Reading the smali code of the F1 and F2 functions does not repeat any more. This only requires patience, because the decompiled smali code has many jumps and is relatively difficult to read, however, it is easier to understand than assembly. The following lists the Java code of the two F1 and F2 functions used by this APK. To help us complete the registration of this APK.

F1 and F2 Functions

// F1 function, S1 is the input user name

1 IntI = 0, K1 = 0;;
2 CharCh;
3 For(I = 0; I <S1. Length(); I ++)
4 {
5 CH = s1.charat (I );
6 If(CH < ' A ') Break;
7 If(CH> ' Z ') Ch-= 32;
8 k1 = k1 + CH;
9}
10 k1 = k1 ^ 0x5678;

// F2 function, S2 is the input serial number

1 IntK2 = 0;
2 For(I = 0; I <S2. Length(); I ++)
3 {
4 CH = s2.charat (I );
5 ch-= 48;
6 k2 = k2 * 10+ CH;
7}
8 k2 = k2 ^ 0x1234;

The original APK is like this. If k1 = k2, the verification is successful; otherwise, the verification fails.

We can see that the loop part of the F2 function only converts the serial number S2 from the string to an integer and stores it in K2. Here, K2 is the [serial number] of K2. Finally, we perform an exclusive or operation to obtain the ciphertext, which is covered in K2. Here, K2 becomes K2 [ciphertext]. In an exclusive or operation, if

C = a xor B (corresponding to the last step in the F2 function, that is, K2 [ciphertext] = k2 [serial number] XOR 0x1234)

Then a = c xor B (corresponding to K2 [serial number] = k2 [ciphertext] XOR 0x1234)

That is to say, the serial number can be obtained through ciphertext XOR 0x1234.

The result of the F1 function is the ciphertext. Therefore, the registration machine is written as follows: The result XOR 0x1234 of F1 is the correct serial number of the corresponding user name.

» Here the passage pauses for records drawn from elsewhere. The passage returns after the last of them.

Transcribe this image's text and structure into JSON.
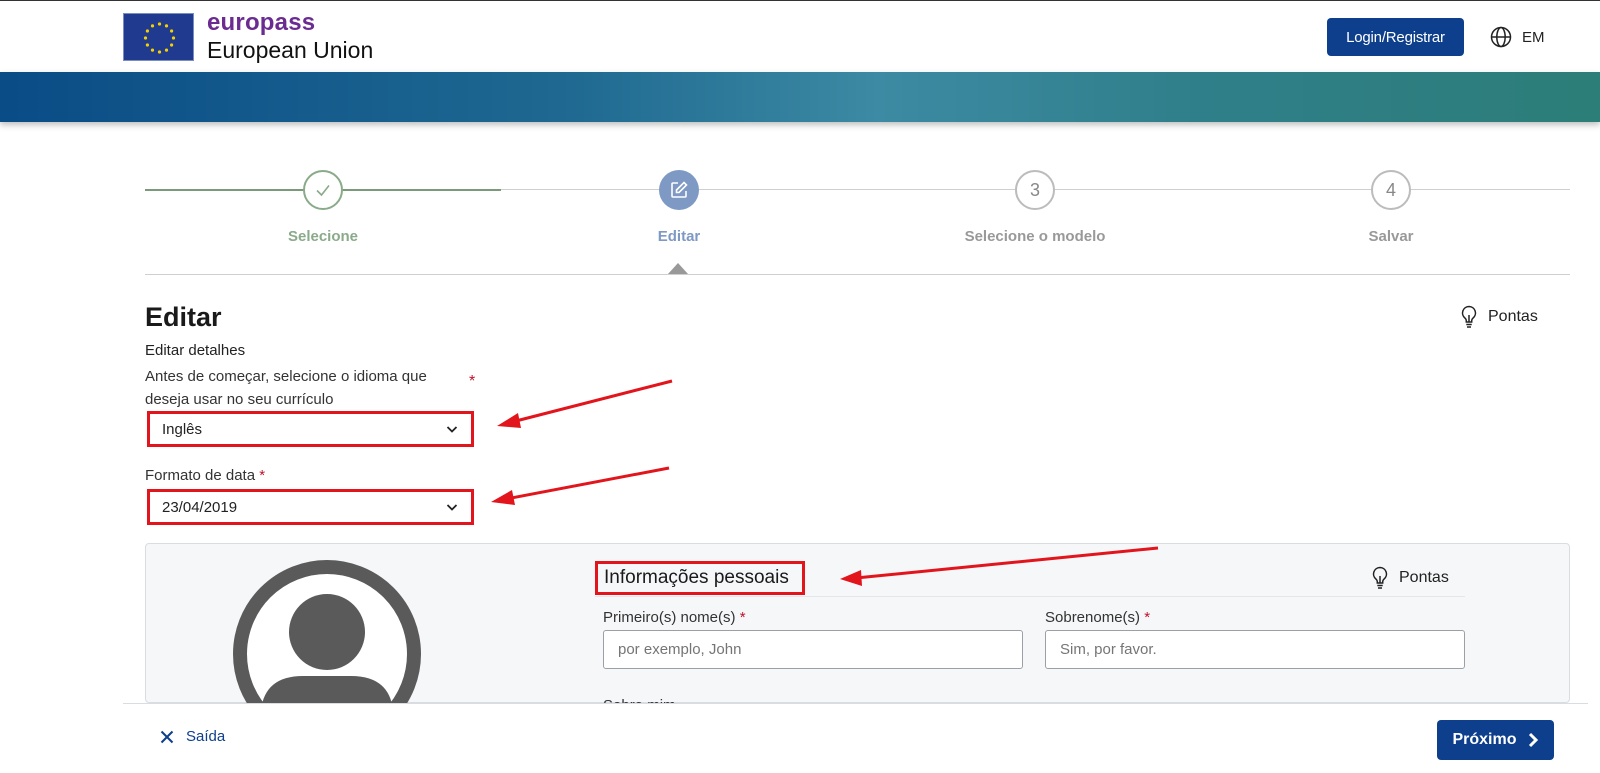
{
  "header": {
    "brand": "europass",
    "org": "European Union",
    "login_label": "Login/Registrar",
    "language_code": "EM",
    "icons": {
      "logo": "eu-flag-icon",
      "language": "globe-icon"
    },
    "colors": {
      "brand": "#6b2c91",
      "primary": "#0e3f8c"
    }
  },
  "stepper": {
    "steps": [
      {
        "label": "Selecione",
        "state": "done",
        "icon": "check-icon"
      },
      {
        "label": "Editar",
        "state": "active",
        "icon": "edit-icon"
      },
      {
        "label": "Selecione o modelo",
        "number": "3",
        "state": "todo"
      },
      {
        "label": "Salvar",
        "number": "4",
        "state": "todo"
      }
    ]
  },
  "edit": {
    "title": "Editar",
    "tips_label": "Pontas",
    "subtitle": "Editar detalhes",
    "language_question": "Antes de começar, selecione o idioma que deseja usar no seu currículo",
    "required_mark": "*",
    "language_value": "Inglês",
    "date_format_label": "Formato de data",
    "date_format_value": "23/04/2019"
  },
  "personal": {
    "title": "Informações pessoais",
    "tips_label": "Pontas",
    "first_name_label": "Primeiro(s) nome(s)",
    "first_name_placeholder": "por exemplo, John",
    "last_name_label": "Sobrenome(s)",
    "last_name_placeholder": "Sim, por favor.",
    "about_label": "Sobre mim"
  },
  "footer": {
    "exit_label": "Saída",
    "next_label": "Próximo"
  },
  "annotations": {
    "arrow_color": "#e2141c"
  }
}
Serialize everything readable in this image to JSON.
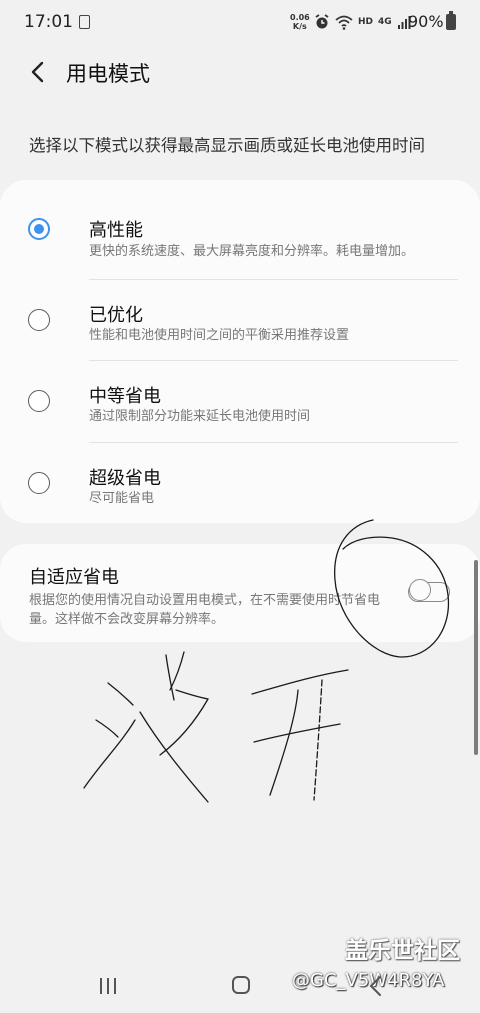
{
  "status_bar": {
    "time": "17:01",
    "net_speed_value": "0.06",
    "net_speed_unit": "K/s",
    "hd_label": "HD",
    "network_label": "4G",
    "battery_percent": "90%",
    "icons": [
      "notes-icon",
      "alarm-icon",
      "wifi-icon",
      "signal-icon",
      "battery-icon"
    ]
  },
  "header": {
    "title": "用电模式"
  },
  "description": "选择以下模式以获得最高显示画质或延长电池使用时间",
  "modes": [
    {
      "title": "高性能",
      "desc": "更快的系统速度、最大屏幕亮度和分辨率。耗电量增加。",
      "selected": true
    },
    {
      "title": "已优化",
      "desc": "性能和电池使用时间之间的平衡采用推荐设置",
      "selected": false
    },
    {
      "title": "中等省电",
      "desc": "通过限制部分功能来延长电池使用时间",
      "selected": false
    },
    {
      "title": "超级省电",
      "desc": "尽可能省电",
      "selected": false
    }
  ],
  "adaptive": {
    "title": "自适应省电",
    "desc": "根据您的使用情况自动设置用电模式，在不需要使用时节省电量。这样做不会改变屏幕分辨率。",
    "enabled": false
  },
  "colors": {
    "accent": "#3e91f0",
    "background": "#f1f1f1",
    "card": "#fbfbfb"
  },
  "watermark": {
    "brand": "盖乐世社区",
    "user": "@GC_V5W4R8YA"
  },
  "navbar": {
    "icons": [
      "recent-apps-icon",
      "home-icon",
      "back-icon"
    ]
  }
}
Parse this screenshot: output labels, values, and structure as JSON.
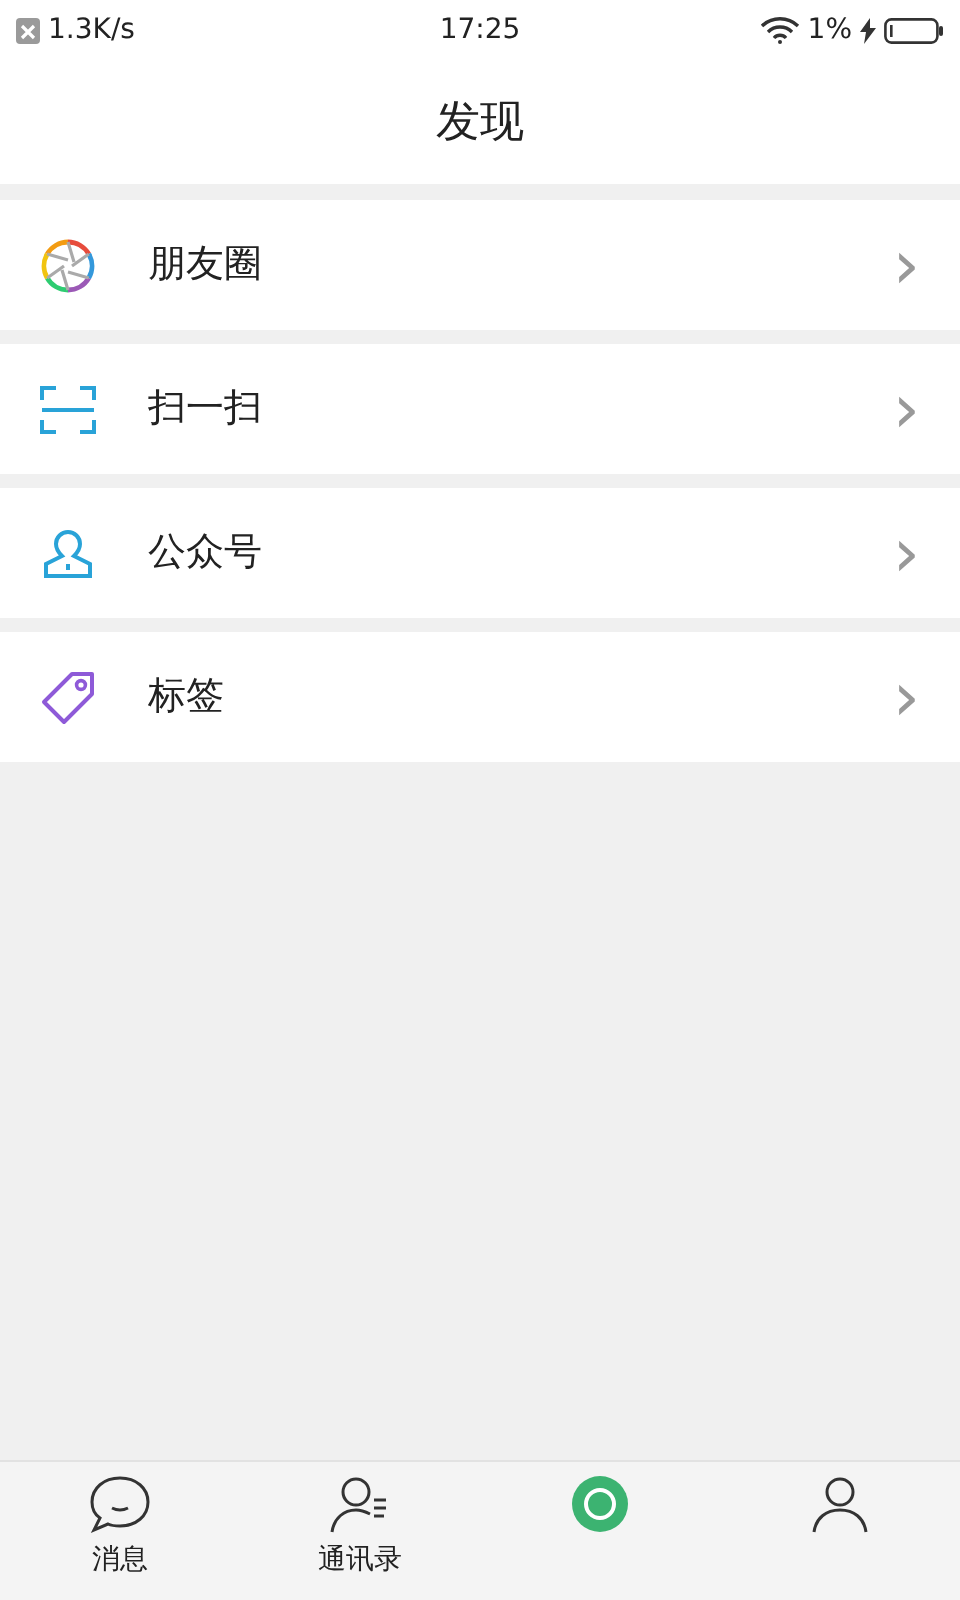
{
  "status_bar": {
    "speed": "1.3K/s",
    "time": "17:25",
    "battery": "1%"
  },
  "header": {
    "title": "发现"
  },
  "menu": [
    {
      "kind": "moments",
      "label": "朋友圈",
      "chevron": "›"
    },
    {
      "kind": "scan",
      "label": "扫一扫",
      "chevron": "›"
    },
    {
      "kind": "account",
      "label": "公众号",
      "chevron": "›"
    },
    {
      "kind": "tag",
      "label": "标签",
      "chevron": "›"
    }
  ],
  "tab_bar": [
    {
      "kind": "chat",
      "label": "消息",
      "selected": false
    },
    {
      "kind": "contacts",
      "label": "通讯录",
      "selected": false
    },
    {
      "kind": "discover",
      "selected": true
    },
    {
      "kind": "me",
      "selected": false
    }
  ]
}
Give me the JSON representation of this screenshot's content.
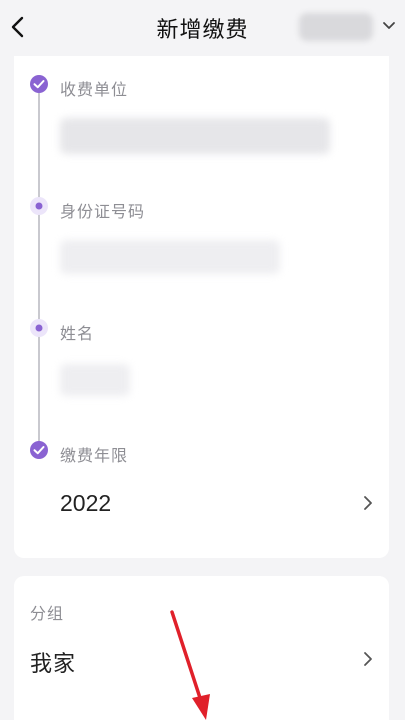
{
  "header": {
    "title": "新增缴费",
    "back_icon": "chevron-left-icon",
    "account_icon": "chevron-down-icon"
  },
  "form": {
    "steps": [
      {
        "label": "收费单位",
        "state": "completed"
      },
      {
        "label": "身份证号码",
        "state": "pending"
      },
      {
        "label": "姓名",
        "state": "pending"
      },
      {
        "label": "缴费年限",
        "state": "completed",
        "value": "2022"
      }
    ]
  },
  "group": {
    "label": "分组",
    "value": "我家"
  },
  "colors": {
    "accent": "#8a63d2",
    "accent_light": "#ece5fa",
    "annotation": "#e0202a"
  }
}
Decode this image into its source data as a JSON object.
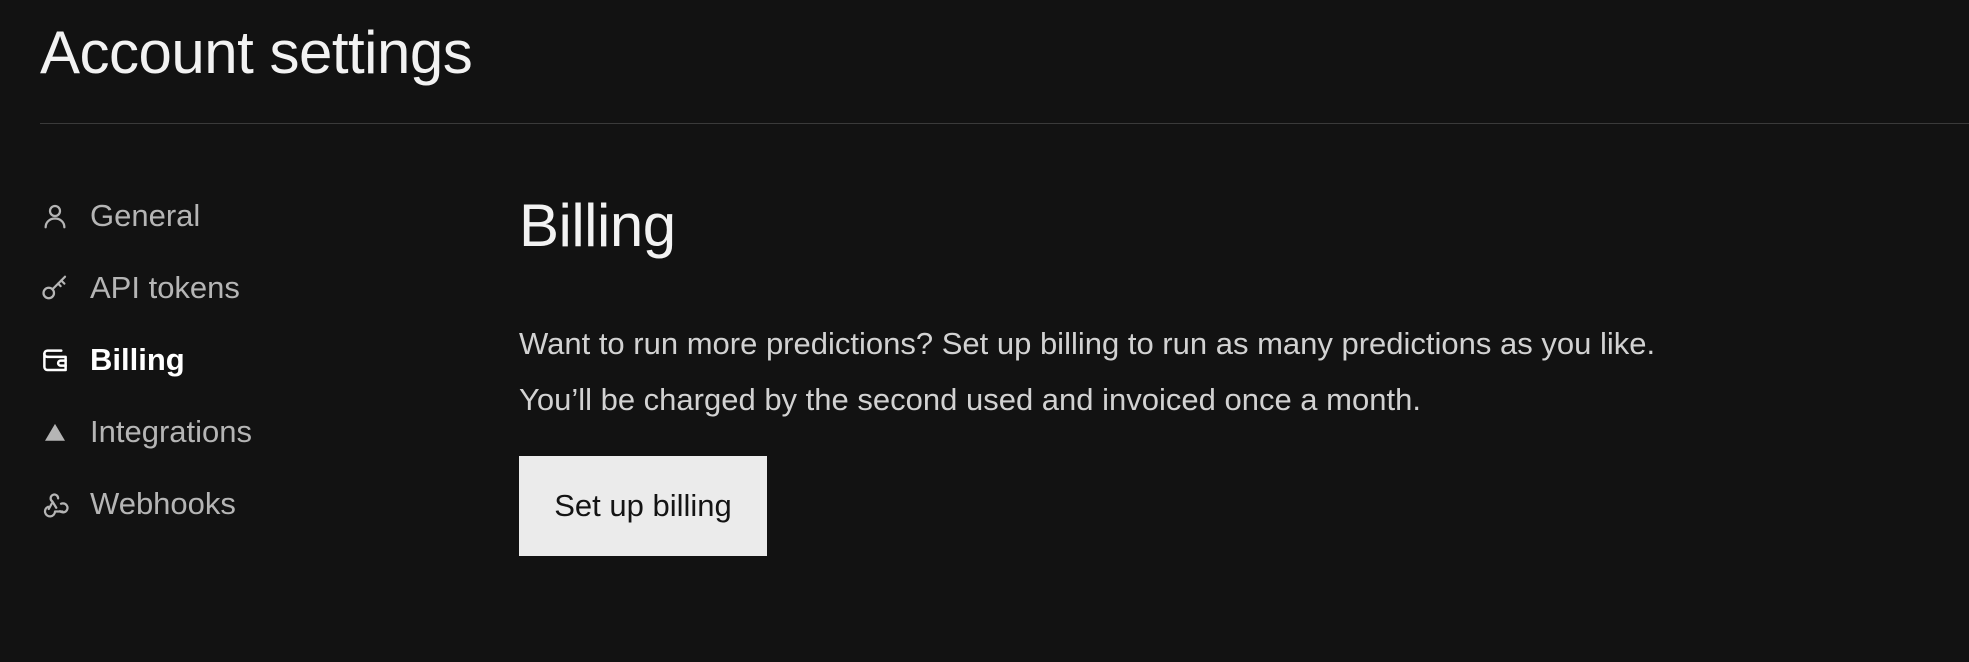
{
  "page": {
    "title": "Account settings"
  },
  "sidebar": {
    "items": [
      {
        "label": "General",
        "icon": "user-icon",
        "active": false
      },
      {
        "label": "API tokens",
        "icon": "key-icon",
        "active": false
      },
      {
        "label": "Billing",
        "icon": "wallet-icon",
        "active": true
      },
      {
        "label": "Integrations",
        "icon": "triangle-icon",
        "active": false
      },
      {
        "label": "Webhooks",
        "icon": "webhook-icon",
        "active": false
      }
    ]
  },
  "billing": {
    "title": "Billing",
    "description_line1": "Want to run more predictions? Set up billing to run as many predictions as you like.",
    "description_line2": "You’ll be charged by the second used and invoiced once a month.",
    "button_label": "Set up billing"
  },
  "colors": {
    "background": "#121212",
    "text_primary": "#f2f2f2",
    "text_muted": "#b5b5b5",
    "button_bg": "#ebebeb",
    "button_text": "#141414",
    "divider": "#3a3a3a"
  }
}
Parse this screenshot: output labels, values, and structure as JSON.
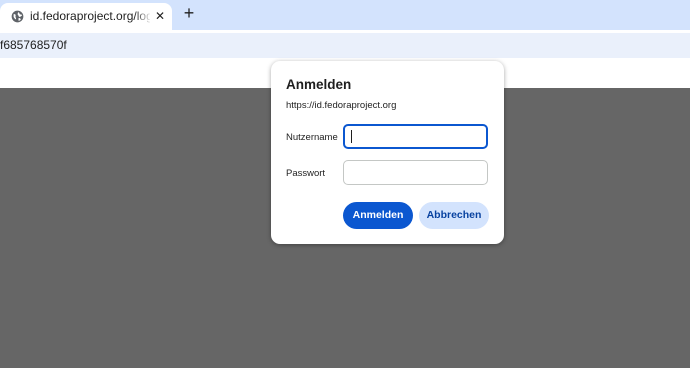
{
  "browser": {
    "tab": {
      "title": "id.fedoraproject.org/login/gssapi",
      "favicon": "globe-icon",
      "close_glyph": "✕"
    },
    "new_tab_glyph": "+",
    "address_text": "f685768570f"
  },
  "colors": {
    "tabstrip": "#d3e3fd",
    "page_overlay": "#666666",
    "primary_button": "#0b57d0",
    "secondary_button": "#d3e3fd"
  },
  "dialog": {
    "title": "Anmelden",
    "origin": "https://id.fedoraproject.org",
    "username": {
      "label": "Nutzername",
      "value": ""
    },
    "password": {
      "label": "Passwort",
      "value": ""
    },
    "buttons": {
      "sign_in": "Anmelden",
      "cancel": "Abbrechen"
    }
  }
}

Core code of the registration Machine

 

1 IntI = 0;
2 IntK3 = 0;
3 CharCh;
4 For(I = 0; I <S1. Length(); I ++)
5 {
6 CH = s1.charat (I );
7 If(CH < ' A ') Break;
8 If(CH> ' Z ')
9 ch-= 32;
10 K3 = K3 + CH;
11}
12 K3 = K3 ^ Zero X 5678^ Zero X 1234;

// S1 is the user name, K3 is the correct serial number calculated based on S1, write a separate registration machine, and then calculate the "Ethan" serial number through the registration machine, the correct serial number is 17724, verification passed.

Correct username and serial number

 

The original APK is stored in the shared resource. Download it as needed.